(2)布津断層トレンチ

トレンチ掘削に際し、断層の走向と地形及び人工改変の関係から、東面のみが断層を覆う被覆層が観察可能であったため、東面のみスケッチを実施した。トレンチの法面スケッチを図4−6−19に、法面写真を図4−6−20に示す。

トレンチ法面では低位扇状地T面構成層の土石流堆積物と崖錐堆積物が走向N32W傾斜78NEの断層で接している。トレンチでは断層は1条しか観察されない。断層落ち側に扇状地構成層が確認できないことから、上述した断層露頭の2条の断層のうちの北側の断層の延長と考えられる。

断層の上がり側には扇状地構成層の土石流堆積物の上位に礫混じりロームが堆積し、それを暗褐色のシルト質表土が覆っている。一方、断層の落ち側には扇状地構成層は認められず礫混じりローム層が分布し、断層上がり側と同じくシルト質表土が覆う。地表には法面掘削に伴う人工的な埋土が覆っている。

礫混じりローム層の上面は断層によって北落ちに約70cm変位しており、不明瞭な割れ目がシルト質表土中に延長する。

シルト質表土の下部の14C年代測定結果は、断層から延長する不明瞭な割れ目の両側で540−310 ybp(FTT−15)と540−470 ybp (FTT−17)(いずれも暦年)を示した。この結果から、布津断層は500年前以降に活動したと考えられる。
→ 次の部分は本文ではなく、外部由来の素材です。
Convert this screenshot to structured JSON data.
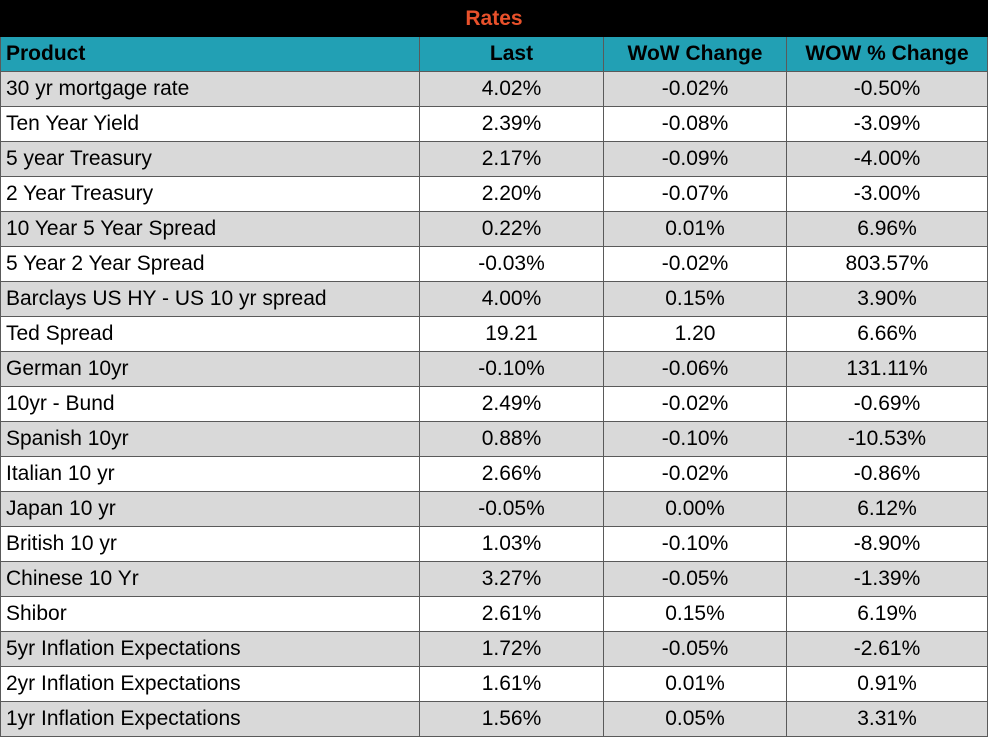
{
  "title": "Rates",
  "header": [
    "Product",
    "Last",
    "WoW Change",
    "WOW % Change"
  ],
  "rows": [
    [
      "30 yr mortgage rate",
      "4.02%",
      "-0.02%",
      "-0.50%"
    ],
    [
      "Ten Year Yield",
      "2.39%",
      "-0.08%",
      "-3.09%"
    ],
    [
      "5 year Treasury",
      "2.17%",
      "-0.09%",
      "-4.00%"
    ],
    [
      "2 Year Treasury",
      "2.20%",
      "-0.07%",
      "-3.00%"
    ],
    [
      "10 Year 5 Year Spread",
      "0.22%",
      "0.01%",
      "6.96%"
    ],
    [
      "5 Year 2 Year Spread",
      "-0.03%",
      "-0.02%",
      "803.57%"
    ],
    [
      "Barclays US HY - US 10 yr spread",
      "4.00%",
      "0.15%",
      "3.90%"
    ],
    [
      "Ted Spread",
      "19.21",
      "1.20",
      "6.66%"
    ],
    [
      "German 10yr",
      "-0.10%",
      "-0.06%",
      "131.11%"
    ],
    [
      "10yr - Bund",
      "2.49%",
      "-0.02%",
      "-0.69%"
    ],
    [
      "Spanish 10yr",
      "0.88%",
      "-0.10%",
      "-10.53%"
    ],
    [
      "Italian 10 yr",
      "2.66%",
      "-0.02%",
      "-0.86%"
    ],
    [
      "Japan 10 yr",
      "-0.05%",
      "0.00%",
      "6.12%"
    ],
    [
      "British 10 yr",
      "1.03%",
      "-0.10%",
      "-8.90%"
    ],
    [
      "Chinese 10 Yr",
      "3.27%",
      "-0.05%",
      "-1.39%"
    ],
    [
      "Shibor",
      "2.61%",
      "0.15%",
      "6.19%"
    ],
    [
      "5yr Inflation Expectations",
      "1.72%",
      "-0.05%",
      "-2.61%"
    ],
    [
      "2yr Inflation Expectations",
      "1.61%",
      "0.01%",
      "0.91%"
    ],
    [
      "1yr Inflation Expectations",
      "1.56%",
      "0.05%",
      "3.31%"
    ]
  ]
}
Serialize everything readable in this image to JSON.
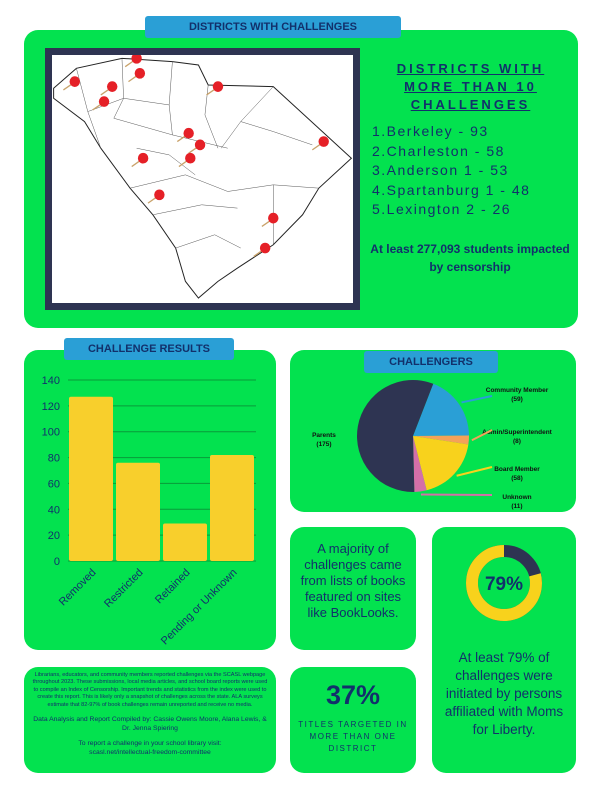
{
  "colors": {
    "background_card": "#03e24f",
    "banner": "#2a9fd6",
    "text": "#12306b",
    "bar": "#f8cf2c",
    "navy": "#2e3452"
  },
  "top": {
    "banner": "DISTRICTS WITH CHALLENGES",
    "heading": "DISTRICTS WITH MORE THAN 10 CHALLENGES",
    "districts": [
      "1.Berkeley - 93",
      "2.Charleston - 58",
      "3.Anderson 1 - 53",
      "4.Spartanburg 1 - 48",
      "5.Lexington 2 - 26"
    ],
    "impact": "At least 277,093 students impacted by censorship"
  },
  "chart_data": [
    {
      "type": "bar",
      "title": "CHALLENGE RESULTS",
      "categories": [
        "Removed",
        "Restricted",
        "Retained",
        "Pending or Unknown"
      ],
      "values": [
        127,
        76,
        29,
        82
      ],
      "ylim": [
        0,
        140
      ],
      "yticks": [
        0,
        20,
        40,
        60,
        80,
        100,
        120,
        140
      ],
      "grid": true,
      "color": "#f8cf2c"
    },
    {
      "type": "pie",
      "title": "CHALLENGERS",
      "slices": [
        {
          "label": "Community Member",
          "value": 59,
          "display": "(59)",
          "color": "#2a9fd6"
        },
        {
          "label": "Admin/Superintendent",
          "value": 8,
          "display": "(8)",
          "color": "#f4a259"
        },
        {
          "label": "Board Member",
          "value": 58,
          "display": "(58)",
          "color": "#f8d21c"
        },
        {
          "label": "Unknown",
          "value": 11,
          "display": "(11)",
          "color": "#d46fa8"
        },
        {
          "label": "Parents",
          "value": 175,
          "display": "(175)",
          "color": "#2e3452"
        }
      ]
    },
    {
      "type": "donut",
      "value": 79,
      "label": "79%",
      "colors": [
        "#f8d21c",
        "#2e3452"
      ]
    }
  ],
  "booklooks": "A majority of challenges came from lists of books featured on sites like BookLooks.",
  "moms": "At least 79% of challenges were initiated by persons affiliated with Moms for Liberty.",
  "titles": {
    "value": "37%",
    "caption": "TITLES TARGETED IN MORE THAN ONE DISTRICT"
  },
  "footer": {
    "p1": "Librarians, educators, and community members reported challenges via the SCASL webpage throughout 2023. These submissions, local media articles, and school board reports were used to compile an Index of Censorship. Important trends and statistics from the index were used to create this report. This is likely only a snapshot of challenges across the state. ALA surveys estimate that 82-97% of book challenges remain unreported and receive no media.",
    "p2": "Data Analysis and Report Compiled by: Cassie Owens Moore, Alana Lewis, & Dr. Jenna Spiering",
    "p3": "To report a challenge in your school library visit:",
    "link": "scasl.net/intellectual-freedom-committee"
  }
}
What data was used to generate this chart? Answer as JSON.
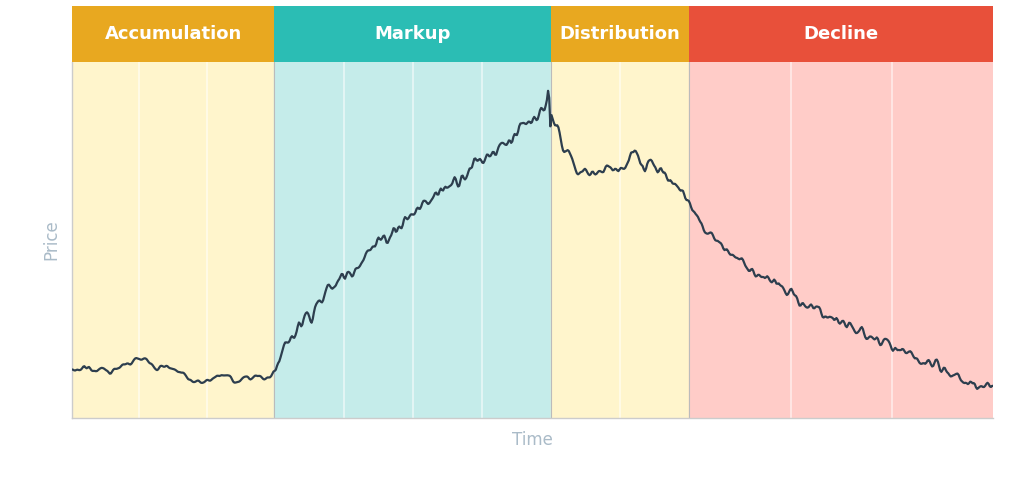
{
  "phases": [
    "Accumulation",
    "Markup",
    "Distribution",
    "Decline"
  ],
  "phase_colors_header": [
    "#E8A820",
    "#2BBDB4",
    "#E8A820",
    "#E8503A"
  ],
  "phase_colors_bg": [
    "#FFF5CC",
    "#C5ECEA",
    "#FFF5CC",
    "#FFCCC8"
  ],
  "phase_boundaries": [
    0.0,
    0.22,
    0.52,
    0.67,
    1.0
  ],
  "header_color_text": "#FFFFFF",
  "line_color": "#2D3E4E",
  "axis_label_color": "#AABBC8",
  "background_color": "#FFFFFF",
  "xlabel": "Time",
  "ylabel": "Price",
  "label_fontsize": 12,
  "n_stripes_per_phase": [
    3,
    4,
    2,
    3
  ]
}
火山灰分析の結果からは、断層落ち側の崖錐堆積物のローム層中にはK−Ah火山ガラスの混入が確認されたことから、この断層は上記500年前以降の活動以前にもK−Ah火山灰降下後に活動していたことを示す。一方、断層上がり側ではローム層中にK−Ah火山灰が確認されなかったことから、断層上がり側のローム層は上部が欠如していると考えられる。